You are viewing a plain text version of this content. The canonical link for it is here.

Posted to user@oozie.apache.org by Evan Pollan <Ev...@bazaarvoice.com> on 2012/01/10 15:57:48 UTC

Oozie and whirr interoperability

All,

I'm new to oozie, but have been using whirr to process data on ephemeral EC2 hadoop clusters.  I'd like to be able to leverage the scheduling and overall job management capabilities of oozie, but I'd like to use whirr to spin up a cluster as needed (and, correspondingly, destroy the cluster when not needed).

My question has to do with the amount of hadoop configuration loaded by the oozie server at startup time, and how an oozie server would handle having a cluster destroyed and subsequently re-created by whirr while the oozie server was up and running.

Architecturally, I'm envisioning the oozie server running on a machine on which whirr is also installed — ideally, oozie would leverage the alternatives-driven cluster configuration that whirr is designed to drive.

Is this a reasonable approach, or is the oozie server too stateful WRT hadoop configuration to have a cluster come and go between workflows?


Thanks,
Evan

Re: Oozie and whirr interoperability

Posted by Alejandro Abdelnur <tu...@cloudera.com>.

 Evan,

Oozie does not have Hadoop config in its config. Workflow jobs point to the
hadoop JT/NN they want to use. So from that perspective you are fine.

Regarding how Oozie would behave if the Hadoop cluster comes and goes.
Oozie will be fine, the issue could be with running workflow jobs that may
fail if the cluster is gone in the middle.

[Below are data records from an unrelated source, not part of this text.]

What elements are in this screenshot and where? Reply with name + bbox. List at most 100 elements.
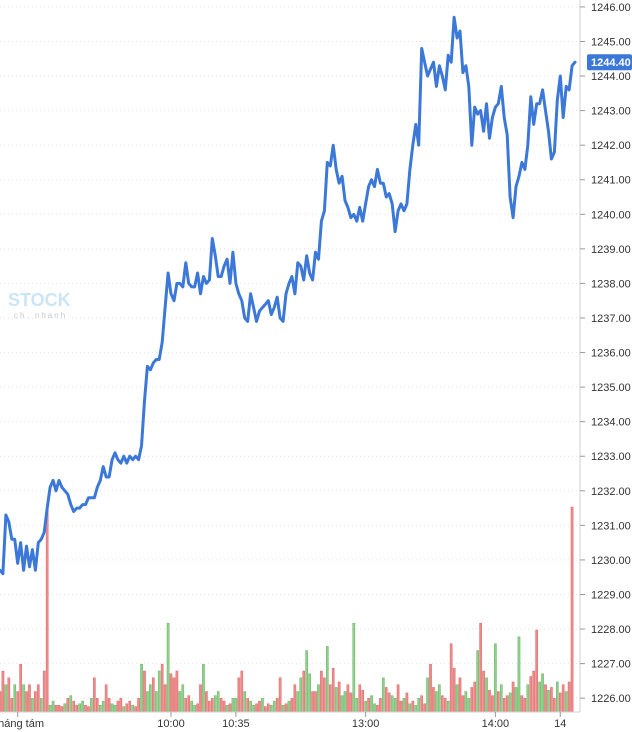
volume-bar xyxy=(570,506,574,713)
volume-bar xyxy=(479,622,482,713)
last-value-marker: 1244.40 xyxy=(587,54,632,71)
volume-bar xyxy=(51,700,55,713)
volume-bar xyxy=(441,695,444,713)
volume-bar xyxy=(346,684,350,713)
volume-bar xyxy=(219,698,223,713)
volume-bar xyxy=(278,677,282,713)
index-line-path xyxy=(0,15,577,576)
volume-bar xyxy=(205,691,208,713)
volume-bar xyxy=(172,677,176,713)
volume-bar xyxy=(553,698,556,713)
volume-bar xyxy=(364,700,367,713)
volume-bar xyxy=(54,704,58,713)
volume-bars xyxy=(0,506,574,713)
y-tick-label: 1244.00 xyxy=(591,71,631,83)
volume-bar xyxy=(107,698,111,713)
volume-bar xyxy=(373,703,376,713)
volume-bar xyxy=(482,670,485,713)
volume-bar xyxy=(311,691,314,713)
volume-bar xyxy=(122,706,126,713)
volume-bar xyxy=(84,704,87,713)
volume-bar xyxy=(252,704,255,713)
volume-bar xyxy=(284,703,288,713)
volume-bar xyxy=(290,698,294,713)
volume-bar xyxy=(216,691,220,713)
volume-bar xyxy=(532,670,536,713)
volume-bar xyxy=(211,698,214,713)
volume-bar xyxy=(370,695,373,713)
volume-bar xyxy=(72,700,76,713)
volume-bar xyxy=(208,700,211,713)
volume-bar xyxy=(399,700,403,713)
volume-bar xyxy=(19,663,22,713)
volume-bar xyxy=(449,643,453,713)
volume-bar xyxy=(202,663,205,713)
volume-bar xyxy=(556,681,559,713)
volume-bar xyxy=(514,687,518,713)
volume-bar xyxy=(78,703,81,713)
volume-bar xyxy=(446,700,450,713)
volume-bar xyxy=(181,684,185,713)
volume-bar xyxy=(287,700,291,713)
volume-bar xyxy=(193,704,196,713)
volume-bar xyxy=(323,677,326,713)
volume-bar xyxy=(547,689,550,713)
volume-bar xyxy=(281,704,285,713)
volume-bar xyxy=(382,677,385,713)
volume-bar xyxy=(529,676,533,713)
volume-bar xyxy=(491,695,494,713)
volume-bar xyxy=(517,636,521,713)
volume-bar xyxy=(45,506,49,713)
volume-bar xyxy=(497,691,500,713)
volume-bar xyxy=(57,704,61,713)
volume-bar xyxy=(355,698,359,713)
volume-bar xyxy=(10,698,14,713)
volume-bar xyxy=(228,703,232,713)
last-value-label: 1244.40 xyxy=(591,57,631,69)
y-tick-label: 1236.00 xyxy=(591,348,631,360)
volume-bar xyxy=(1,670,5,713)
volume-bar xyxy=(243,691,247,713)
volume-bar xyxy=(125,703,129,713)
y-tick-label: 1227.00 xyxy=(591,659,631,671)
volume-bar xyxy=(246,698,249,713)
volume-bar xyxy=(258,700,261,713)
volume-bar xyxy=(379,698,382,713)
volume-bar xyxy=(275,698,279,713)
volume-bar xyxy=(511,681,515,713)
volume-bar xyxy=(222,700,226,713)
last-value-box xyxy=(587,54,632,71)
volume-bar xyxy=(352,622,356,713)
volume-bar xyxy=(435,691,438,713)
volume-bar xyxy=(28,684,31,713)
volume-bar xyxy=(508,692,512,713)
volume-bar xyxy=(175,670,179,713)
volume-bar xyxy=(541,673,544,713)
volume-bar xyxy=(140,663,143,713)
volume-bar xyxy=(90,698,93,713)
volume-bar xyxy=(119,698,123,713)
volume-bar xyxy=(110,703,114,713)
volume-bar xyxy=(42,670,46,713)
y-tick-label: 1242.00 xyxy=(591,140,631,152)
volume-bar xyxy=(567,681,571,713)
volume-bar xyxy=(302,670,306,713)
volume-bar xyxy=(225,704,229,713)
x-tick-label: 13:00 xyxy=(352,718,380,730)
volume-bar xyxy=(0,691,2,713)
volume-bar xyxy=(296,691,300,713)
volume-bar xyxy=(146,691,149,713)
volume-bar xyxy=(523,698,527,713)
volume-bar xyxy=(417,698,421,713)
volume-bar xyxy=(452,668,456,713)
volume-bar xyxy=(149,684,152,713)
volume-bar xyxy=(502,698,506,713)
volume-bar xyxy=(101,700,105,713)
volume-bar xyxy=(196,703,199,713)
volume-bar xyxy=(423,703,426,713)
volume-bar xyxy=(249,700,252,713)
y-tick-label: 1234.00 xyxy=(591,417,631,429)
y-tick-label: 1239.00 xyxy=(591,244,631,256)
index-line xyxy=(0,15,577,576)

Hope this answers your question.

Thanks.

Alejandro

 *From:* Evan Pollan <Ev...@bazaarvoice.com>
> *To:* "oozie-users@incubator.apache.org" <oo...@incubator.apache.org>
>
> *Sent:* Tuesday, January 10, 2012 6:57 AM
> *Subject:* Oozie and whirr interoperability
>
> All,
>
> I'm new to oozie, but have been using whirr to process data on ephemeral
> EC2 hadoop clusters.  I'd like to be able to leverage the scheduling and
> overall job management capabilities of oozie, but I'd like to use whirr to
> spin up a cluster as needed (and, correspondingly, destroy the cluster when
> not needed).
>
> My question has to do with the amount of hadoop configuration loaded by
> the oozie server at startup time, and how an oozie server would handle
> having a cluster destroyed and subsequently re-created by whirr while the
> oozie server was up and running.
>
> Architecturally, I'm envisioning the oozie server running on a machine on
> which whirr is also installed — ideally, oozie would leverage the
> alternatives-driven cluster configuration that whirr is designed to drive.
>
> Is this a reasonable approach, or is the oozie server too stateful WRT
> hadoop configuration to have a cluster come and go between workflows?
>
>
> Thanks,
> Evan
>
>
>